BOURREAU : Contrairement à ce que l’on pourrait croire, les bourreaux de métier n’ont pas toujours existé. On « s’arrangeait » auparavant en désignant un individu qui devait exécuter les sentences (le seigneur, le juge, ou, parfois même le dernier marié ou le dernier arrivé en ville, etc). Puisque chacun pouvait être mis à contribution, qu’il s’agissait d’une tâche occasionnelle, ceux qui en étaient chargés n’étaient pas frappés d’ostracisme comme ce fut le cas plus tard. C’est au XIIIe, et peut-être même au XIIe siècle, qu’une seule personne fut chargée de l’application de toutes les sentences.

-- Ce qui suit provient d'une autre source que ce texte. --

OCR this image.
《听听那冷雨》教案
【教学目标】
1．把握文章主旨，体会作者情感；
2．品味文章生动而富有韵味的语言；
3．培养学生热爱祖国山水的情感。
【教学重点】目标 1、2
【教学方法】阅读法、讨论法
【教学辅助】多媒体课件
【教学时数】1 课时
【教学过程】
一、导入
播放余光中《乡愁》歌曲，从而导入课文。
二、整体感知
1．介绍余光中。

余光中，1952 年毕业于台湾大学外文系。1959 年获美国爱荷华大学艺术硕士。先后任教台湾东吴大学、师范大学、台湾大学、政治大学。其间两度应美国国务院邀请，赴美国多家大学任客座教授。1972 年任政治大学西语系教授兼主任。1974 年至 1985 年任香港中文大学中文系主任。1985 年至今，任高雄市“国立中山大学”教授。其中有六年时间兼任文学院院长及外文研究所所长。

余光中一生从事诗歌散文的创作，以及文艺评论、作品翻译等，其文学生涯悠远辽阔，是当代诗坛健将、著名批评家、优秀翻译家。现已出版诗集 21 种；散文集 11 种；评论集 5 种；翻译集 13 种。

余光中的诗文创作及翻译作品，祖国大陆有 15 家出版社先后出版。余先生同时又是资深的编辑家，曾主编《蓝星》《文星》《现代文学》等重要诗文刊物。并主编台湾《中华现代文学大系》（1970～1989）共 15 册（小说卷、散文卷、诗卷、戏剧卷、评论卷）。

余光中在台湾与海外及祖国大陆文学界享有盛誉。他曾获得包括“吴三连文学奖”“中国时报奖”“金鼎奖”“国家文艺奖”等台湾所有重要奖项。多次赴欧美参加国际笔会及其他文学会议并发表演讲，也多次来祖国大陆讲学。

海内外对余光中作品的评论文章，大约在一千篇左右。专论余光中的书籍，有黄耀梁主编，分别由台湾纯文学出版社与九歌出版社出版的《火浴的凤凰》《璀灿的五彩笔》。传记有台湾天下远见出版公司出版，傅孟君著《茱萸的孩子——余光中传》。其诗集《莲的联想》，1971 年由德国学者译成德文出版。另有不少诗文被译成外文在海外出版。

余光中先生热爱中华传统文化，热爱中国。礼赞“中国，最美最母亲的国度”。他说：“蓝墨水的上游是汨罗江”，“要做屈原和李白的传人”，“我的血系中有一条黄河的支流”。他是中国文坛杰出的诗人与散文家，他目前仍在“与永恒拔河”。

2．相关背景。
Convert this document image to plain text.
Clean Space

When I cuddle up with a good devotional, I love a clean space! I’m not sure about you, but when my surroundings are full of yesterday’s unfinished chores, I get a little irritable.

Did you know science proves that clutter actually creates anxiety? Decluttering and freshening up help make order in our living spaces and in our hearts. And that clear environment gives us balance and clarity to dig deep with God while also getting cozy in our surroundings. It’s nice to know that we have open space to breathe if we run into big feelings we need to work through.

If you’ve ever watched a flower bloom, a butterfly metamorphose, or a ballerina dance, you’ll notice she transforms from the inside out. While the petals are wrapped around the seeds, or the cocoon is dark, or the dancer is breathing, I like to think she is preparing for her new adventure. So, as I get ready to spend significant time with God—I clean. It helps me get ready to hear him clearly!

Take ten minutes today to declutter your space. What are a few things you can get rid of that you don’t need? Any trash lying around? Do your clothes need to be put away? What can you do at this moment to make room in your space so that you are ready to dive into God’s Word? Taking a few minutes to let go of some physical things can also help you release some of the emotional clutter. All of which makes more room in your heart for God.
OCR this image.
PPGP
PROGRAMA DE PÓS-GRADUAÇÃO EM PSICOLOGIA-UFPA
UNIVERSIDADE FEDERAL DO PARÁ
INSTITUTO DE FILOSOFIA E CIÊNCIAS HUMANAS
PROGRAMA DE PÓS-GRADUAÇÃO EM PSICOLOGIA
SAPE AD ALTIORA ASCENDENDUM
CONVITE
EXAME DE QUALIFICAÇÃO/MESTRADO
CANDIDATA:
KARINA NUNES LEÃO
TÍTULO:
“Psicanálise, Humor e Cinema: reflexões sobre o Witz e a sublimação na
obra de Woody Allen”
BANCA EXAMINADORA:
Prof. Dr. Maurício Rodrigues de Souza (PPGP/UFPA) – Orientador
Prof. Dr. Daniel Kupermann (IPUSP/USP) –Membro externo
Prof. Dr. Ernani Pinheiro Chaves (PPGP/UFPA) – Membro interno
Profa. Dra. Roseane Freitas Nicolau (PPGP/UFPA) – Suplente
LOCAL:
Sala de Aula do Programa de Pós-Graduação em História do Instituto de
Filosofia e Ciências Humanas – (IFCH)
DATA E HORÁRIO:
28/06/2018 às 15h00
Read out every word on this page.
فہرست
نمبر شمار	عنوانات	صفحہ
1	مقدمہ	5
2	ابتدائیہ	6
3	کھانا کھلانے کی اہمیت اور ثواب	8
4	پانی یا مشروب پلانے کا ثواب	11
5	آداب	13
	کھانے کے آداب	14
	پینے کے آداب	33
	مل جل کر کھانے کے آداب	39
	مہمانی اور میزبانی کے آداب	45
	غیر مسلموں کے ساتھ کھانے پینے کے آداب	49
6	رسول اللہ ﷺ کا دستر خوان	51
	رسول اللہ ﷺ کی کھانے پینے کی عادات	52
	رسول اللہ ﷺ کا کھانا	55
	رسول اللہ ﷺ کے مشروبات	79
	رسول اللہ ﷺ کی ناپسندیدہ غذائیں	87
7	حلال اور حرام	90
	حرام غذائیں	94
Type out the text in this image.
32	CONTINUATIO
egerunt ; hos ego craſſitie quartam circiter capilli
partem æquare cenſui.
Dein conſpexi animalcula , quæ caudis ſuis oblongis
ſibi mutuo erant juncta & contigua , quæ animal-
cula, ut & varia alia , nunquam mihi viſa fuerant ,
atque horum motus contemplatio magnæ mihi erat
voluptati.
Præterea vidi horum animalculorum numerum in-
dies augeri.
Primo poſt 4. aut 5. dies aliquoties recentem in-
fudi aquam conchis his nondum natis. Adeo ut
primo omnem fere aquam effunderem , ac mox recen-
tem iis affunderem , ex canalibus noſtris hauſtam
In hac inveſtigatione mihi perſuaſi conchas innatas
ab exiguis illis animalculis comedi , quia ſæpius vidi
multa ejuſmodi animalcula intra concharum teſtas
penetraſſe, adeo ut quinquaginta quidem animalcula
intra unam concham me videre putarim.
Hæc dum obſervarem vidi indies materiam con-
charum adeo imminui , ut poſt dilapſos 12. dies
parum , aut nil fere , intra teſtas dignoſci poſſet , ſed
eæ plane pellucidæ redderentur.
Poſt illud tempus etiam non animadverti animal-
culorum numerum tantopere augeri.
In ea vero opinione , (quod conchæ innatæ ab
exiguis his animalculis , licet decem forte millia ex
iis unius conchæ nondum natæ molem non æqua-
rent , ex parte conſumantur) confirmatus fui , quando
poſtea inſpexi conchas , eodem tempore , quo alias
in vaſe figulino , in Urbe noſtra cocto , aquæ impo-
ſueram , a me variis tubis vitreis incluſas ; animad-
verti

Le moins que l’on puisse dire est qu’il règne un flou certain sur l’encadrement de ce métier, et ceci jusqu’à la Révolution, à peu près. D’ailleurs, ce flou règne également quant à l’origine du terme « bourreau ». Certains prétendent qu’il dérive du seigneur Richard Borel qui avait obtenu son fief en 1261, à charge pour lui de pendre les voleurs du coin. Une autre étymologie fait remonter le terme à la profession de bourrelier qu’exerçaient conjointement de nombreux bourreaux, ainsi que celle de boucher.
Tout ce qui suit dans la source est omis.